Former Attorney General: FBI Probe Is About Hillary Clinton, Not Her Emails [Video]


Former Attorney General Michael Mukasey said that Hillary Clinton is absolutely the focus of a Justice Department probe, calling the argument that the investigation is about her private email network when she was secretary of state “ridiculous.”


“The FBI doesn’t investigate machines,” Mukasey, a Bush administration attorney general, told Shannon Bream on “Fox News Sunday.” “It investigates people.”

“It is not a political witch hunt,” he said.

Fox News Sunday reported that for months, questions about the private email network Clinton used while secretary of state have plagued her 2016 Democratic presidential campaign.

In recent weeks, the inspectors general for the State Department and the intelligence community have asked the Justice Department to open an investigation into whether Clinton’s network received or sent classified emails.

Clinton and her campaign have repeatedly said that she neither sent nor received classified email. And they have argued the investigation is not a “criminal” probe and that government nomenclature is at the center of the issue.

“What’s going on here is something that happens all the time,” Clinton campaign spokesman Brian Fallon recently argued. “You have a bureaucratic tangle over what counts as classified and what doesn’t.”

Mukasey, an adviser for Republican Jeb Bush’s presidential campaign, said arguments about what information was either classified or unclassified is “at the margins” of the debate.

“It’s inconceivable that a great deal of the information was unclassified,” he told Fox.

However, Mukasey acknowledged that the issue of Clinton perhaps or eventually facing criminal charges like now-retired Gen. David Petraeus would depend on what she knew about the content of the exchanges.

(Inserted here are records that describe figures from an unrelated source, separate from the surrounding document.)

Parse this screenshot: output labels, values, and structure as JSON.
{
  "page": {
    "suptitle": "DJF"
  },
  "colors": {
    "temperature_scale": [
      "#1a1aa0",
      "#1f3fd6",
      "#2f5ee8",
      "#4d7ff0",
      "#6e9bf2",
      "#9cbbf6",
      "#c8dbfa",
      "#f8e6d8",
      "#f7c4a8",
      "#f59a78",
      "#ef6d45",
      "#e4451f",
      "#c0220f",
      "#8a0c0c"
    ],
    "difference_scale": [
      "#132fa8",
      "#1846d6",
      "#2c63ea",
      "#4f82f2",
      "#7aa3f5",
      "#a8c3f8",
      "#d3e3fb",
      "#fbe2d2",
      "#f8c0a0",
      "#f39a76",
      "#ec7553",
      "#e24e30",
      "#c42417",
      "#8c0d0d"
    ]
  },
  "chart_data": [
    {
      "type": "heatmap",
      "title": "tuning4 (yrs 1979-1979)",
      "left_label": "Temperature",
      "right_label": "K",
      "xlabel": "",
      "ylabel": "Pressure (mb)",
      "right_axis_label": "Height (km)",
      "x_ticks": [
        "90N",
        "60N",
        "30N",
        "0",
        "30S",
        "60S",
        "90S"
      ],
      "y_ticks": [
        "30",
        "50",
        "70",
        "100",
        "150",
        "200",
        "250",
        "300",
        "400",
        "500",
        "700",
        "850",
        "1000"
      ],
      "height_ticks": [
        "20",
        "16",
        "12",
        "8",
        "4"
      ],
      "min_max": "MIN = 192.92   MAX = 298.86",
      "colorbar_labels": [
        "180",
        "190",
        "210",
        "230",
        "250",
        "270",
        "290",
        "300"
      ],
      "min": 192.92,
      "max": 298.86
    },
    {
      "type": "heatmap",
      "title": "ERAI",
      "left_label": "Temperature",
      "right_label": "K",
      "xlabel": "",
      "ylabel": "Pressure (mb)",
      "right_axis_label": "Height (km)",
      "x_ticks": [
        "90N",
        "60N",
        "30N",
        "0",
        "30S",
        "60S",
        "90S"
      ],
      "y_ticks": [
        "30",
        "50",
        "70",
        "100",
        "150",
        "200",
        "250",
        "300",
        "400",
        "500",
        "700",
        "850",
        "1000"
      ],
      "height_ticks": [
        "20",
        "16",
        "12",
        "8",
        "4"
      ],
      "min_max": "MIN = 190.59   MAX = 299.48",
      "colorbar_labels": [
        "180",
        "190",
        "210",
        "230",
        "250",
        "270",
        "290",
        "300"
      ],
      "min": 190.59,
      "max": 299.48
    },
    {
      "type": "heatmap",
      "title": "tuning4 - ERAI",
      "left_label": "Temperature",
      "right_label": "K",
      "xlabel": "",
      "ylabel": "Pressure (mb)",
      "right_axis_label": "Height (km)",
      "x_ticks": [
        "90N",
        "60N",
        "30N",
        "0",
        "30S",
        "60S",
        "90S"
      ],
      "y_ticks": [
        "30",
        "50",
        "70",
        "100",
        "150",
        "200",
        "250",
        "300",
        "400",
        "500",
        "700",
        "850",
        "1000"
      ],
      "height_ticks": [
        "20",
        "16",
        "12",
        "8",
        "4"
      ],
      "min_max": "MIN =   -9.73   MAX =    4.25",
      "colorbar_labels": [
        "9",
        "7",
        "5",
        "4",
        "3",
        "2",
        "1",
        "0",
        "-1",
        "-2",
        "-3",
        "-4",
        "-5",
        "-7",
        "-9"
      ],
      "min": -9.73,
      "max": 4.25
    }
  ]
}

Petraeus gave classified information to a female writer with whom he was having an extramarital affair.

Former California Democratic Rep. Ellen Tauscher, who is now a Clinton campaign surrogate, on Sunday largely dismissed the email controversy as a political attack.

“We can quibble about what [emails] should be re-classified when they go out to the public, but that’s dancing on the head of a pin,” she told Fox. “That’s partisan politics.”